The people at Grupo Inca and Michell Company in Peru are central to our ability to operate in the highlands. They move supplies, provide housing and feed us as we move about from town to town. We could not operate without help from Derrick Michell, Alonso Burgos, Juan Pepper, Mosie and Juanita from Mallkini, Francis and Francois Patthey, and Sandra Carbahol of the International Alpaca Association.
Last year we supplied blankets and antibiotics during the record-breaking freezes to a group of towns on the eastern slope of the Andes, about five hours from Macusani. The central town of Quicho serves 180 families and is surrounded by eight additional communities that are accessible only by foot. The people there have been abandoned by the authorities. They lack everything; girls have babies at twelve years of age, and 800 families in this local area live solely on potatoes and alpacas. We are going back again in July, and Dr. Willie will be pulling teeth. In 2005 we will be supplying antibiotics to fight dysentery and pneumonia in a few additional communities, and we are attempting to establish more relationships on the ground with people already successfully delivering care directly to people in need.
THE FUTURE
It is the hope of the volunteers at Quechua Benefit that one thing will lead to another. That the contributions and support of alpaca breeders in North America will shine a warm light on solutions for the gentle Quechua people in one of the world’s most significant alpaca growing regions.

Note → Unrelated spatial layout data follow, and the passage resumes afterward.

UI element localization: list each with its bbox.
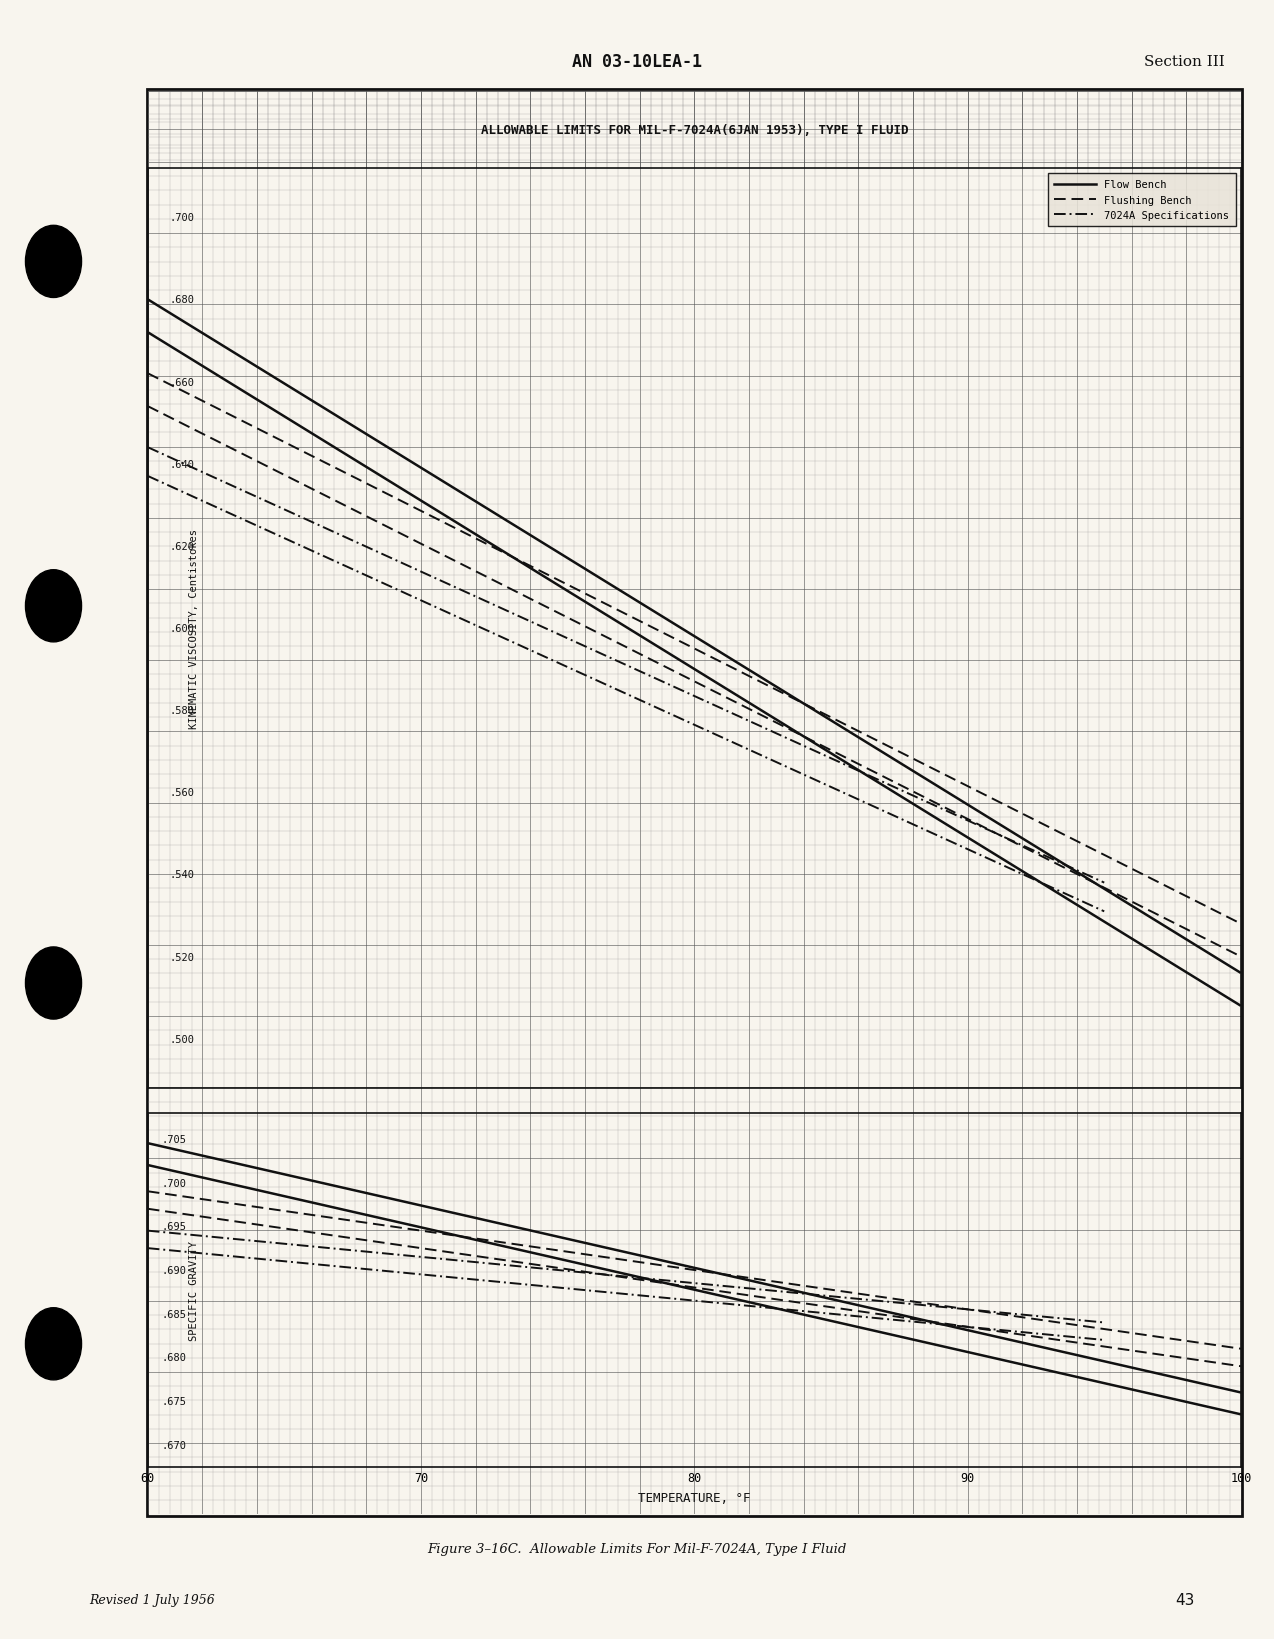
Text: .695: .695 bbox=[162, 1221, 186, 1231]
Text: .680: .680 bbox=[169, 295, 195, 305]
Text: ALLOWABLE LIMITS FOR MIL-F-7024A(6JAN 1953), TYPE I FLUID: ALLOWABLE LIMITS FOR MIL-F-7024A(6JAN 19… bbox=[480, 125, 908, 136]
Text: .670: .670 bbox=[162, 1441, 186, 1451]
Text: .560: .560 bbox=[169, 788, 195, 798]
Text: Section III: Section III bbox=[1144, 56, 1226, 69]
Text: .680: .680 bbox=[162, 1352, 186, 1362]
Text: .520: .520 bbox=[169, 952, 195, 962]
Text: .690: .690 bbox=[162, 1265, 186, 1275]
Text: .580: .580 bbox=[169, 706, 195, 716]
Text: .700: .700 bbox=[169, 213, 195, 223]
Text: .705: .705 bbox=[162, 1134, 186, 1144]
Text: .675: .675 bbox=[162, 1396, 186, 1406]
Text: .700: .700 bbox=[162, 1178, 186, 1188]
Text: .500: .500 bbox=[169, 1034, 195, 1044]
X-axis label: TEMPERATURE, °F: TEMPERATURE, °F bbox=[638, 1491, 750, 1505]
Text: SPECIFIC GRAVITY: SPECIFIC GRAVITY bbox=[189, 1241, 199, 1339]
Text: .660: .660 bbox=[169, 377, 195, 387]
Text: .640: .640 bbox=[169, 459, 195, 469]
Text: .540: .540 bbox=[169, 870, 195, 880]
Legend: Flow Bench, Flushing Bench, 7024A Specifications: Flow Bench, Flushing Bench, 7024A Specif… bbox=[1049, 174, 1236, 226]
Text: .685: .685 bbox=[162, 1310, 186, 1319]
Text: Figure 3–16C.  Allowable Limits For Mil-F-7024A, Type I Fluid: Figure 3–16C. Allowable Limits For Mil-F… bbox=[427, 1542, 847, 1555]
Text: .620: .620 bbox=[169, 541, 195, 551]
Text: AN 03-10LEA-1: AN 03-10LEA-1 bbox=[572, 54, 702, 70]
Text: Revised 1 July 1956: Revised 1 July 1956 bbox=[89, 1593, 215, 1606]
Text: 43: 43 bbox=[1175, 1591, 1195, 1608]
Text: KINEMATIC VISCOSITY, Centistokes: KINEMATIC VISCOSITY, Centistokes bbox=[189, 529, 199, 728]
Text: .600: .600 bbox=[169, 623, 195, 634]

Just as we did not conceive of the path we would follow after our first visit to Macusani in 1996, we cannot be sure of our destination. We learn more with each initiative and each visit. We now have a website and our second annual calendar has been published. We even have a logo. All of this made possible by donations of breeders like Susan Muther and Hazen Reed, who contributed their talent to create our new identity and internet presence. Visit us at our new address, www.quechuabenefit.org; we need your help.

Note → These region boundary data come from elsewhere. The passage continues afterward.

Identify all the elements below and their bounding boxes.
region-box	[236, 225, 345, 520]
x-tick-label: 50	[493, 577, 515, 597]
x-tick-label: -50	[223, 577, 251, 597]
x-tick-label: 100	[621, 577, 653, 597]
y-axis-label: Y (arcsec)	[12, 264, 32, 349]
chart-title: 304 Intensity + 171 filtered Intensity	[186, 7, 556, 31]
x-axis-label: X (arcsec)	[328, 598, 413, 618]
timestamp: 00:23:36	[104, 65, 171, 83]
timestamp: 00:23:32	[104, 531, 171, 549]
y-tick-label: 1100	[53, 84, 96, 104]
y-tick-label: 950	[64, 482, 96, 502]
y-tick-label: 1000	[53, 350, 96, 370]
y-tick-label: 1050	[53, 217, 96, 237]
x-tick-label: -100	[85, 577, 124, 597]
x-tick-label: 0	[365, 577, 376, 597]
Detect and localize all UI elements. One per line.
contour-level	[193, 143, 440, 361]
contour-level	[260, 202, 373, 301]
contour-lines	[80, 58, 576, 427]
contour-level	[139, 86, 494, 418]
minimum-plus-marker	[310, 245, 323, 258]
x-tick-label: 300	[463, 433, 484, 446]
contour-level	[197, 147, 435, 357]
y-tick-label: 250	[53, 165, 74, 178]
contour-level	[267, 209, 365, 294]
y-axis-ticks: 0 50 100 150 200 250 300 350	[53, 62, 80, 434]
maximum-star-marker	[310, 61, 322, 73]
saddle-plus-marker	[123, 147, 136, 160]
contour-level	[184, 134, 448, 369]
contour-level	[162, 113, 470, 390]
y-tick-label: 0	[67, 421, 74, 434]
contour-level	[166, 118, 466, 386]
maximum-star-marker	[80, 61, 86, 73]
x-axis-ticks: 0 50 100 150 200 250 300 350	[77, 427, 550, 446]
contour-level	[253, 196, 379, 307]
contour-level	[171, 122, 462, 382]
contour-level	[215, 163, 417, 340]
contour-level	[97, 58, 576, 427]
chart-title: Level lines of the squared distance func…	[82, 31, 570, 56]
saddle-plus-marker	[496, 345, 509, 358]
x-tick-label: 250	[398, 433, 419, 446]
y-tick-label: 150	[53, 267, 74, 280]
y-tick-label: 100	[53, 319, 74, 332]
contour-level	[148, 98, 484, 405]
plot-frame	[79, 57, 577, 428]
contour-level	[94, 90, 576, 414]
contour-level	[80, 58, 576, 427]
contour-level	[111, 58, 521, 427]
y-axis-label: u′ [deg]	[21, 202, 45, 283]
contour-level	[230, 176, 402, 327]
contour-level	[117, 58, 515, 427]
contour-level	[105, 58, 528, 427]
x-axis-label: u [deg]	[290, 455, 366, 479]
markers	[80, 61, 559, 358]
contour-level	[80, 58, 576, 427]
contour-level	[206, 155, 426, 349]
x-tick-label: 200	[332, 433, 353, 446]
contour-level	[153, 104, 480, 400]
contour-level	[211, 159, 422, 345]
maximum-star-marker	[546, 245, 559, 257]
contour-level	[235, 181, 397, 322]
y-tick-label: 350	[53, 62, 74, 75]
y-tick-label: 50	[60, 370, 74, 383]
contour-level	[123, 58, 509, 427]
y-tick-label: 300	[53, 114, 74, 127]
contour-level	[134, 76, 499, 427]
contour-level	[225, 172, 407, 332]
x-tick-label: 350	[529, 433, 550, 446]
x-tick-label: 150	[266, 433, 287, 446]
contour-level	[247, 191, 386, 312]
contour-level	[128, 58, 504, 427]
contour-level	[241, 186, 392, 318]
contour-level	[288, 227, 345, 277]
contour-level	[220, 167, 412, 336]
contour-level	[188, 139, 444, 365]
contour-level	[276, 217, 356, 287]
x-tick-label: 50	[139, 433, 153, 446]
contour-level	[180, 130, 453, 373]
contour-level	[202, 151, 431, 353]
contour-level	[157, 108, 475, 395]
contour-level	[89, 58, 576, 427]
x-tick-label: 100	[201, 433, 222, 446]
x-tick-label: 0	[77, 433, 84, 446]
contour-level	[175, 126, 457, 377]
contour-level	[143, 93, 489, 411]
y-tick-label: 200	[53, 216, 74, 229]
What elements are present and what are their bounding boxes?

The Quechua people need your help. Our pledge is that every dollar that you donate will be efficiently translated into aid and hope for the people whom we owe for our alpacas. We do not use donated dollars to fund a bloated overhead, in fact, we have no overhead, and your donations directly deliver basics to those who need it most. All of the Quechua Benefit participants volunteer their time and talent. Our goal is to provide a small measure of hope and to let our friends in Peru know that you care for them.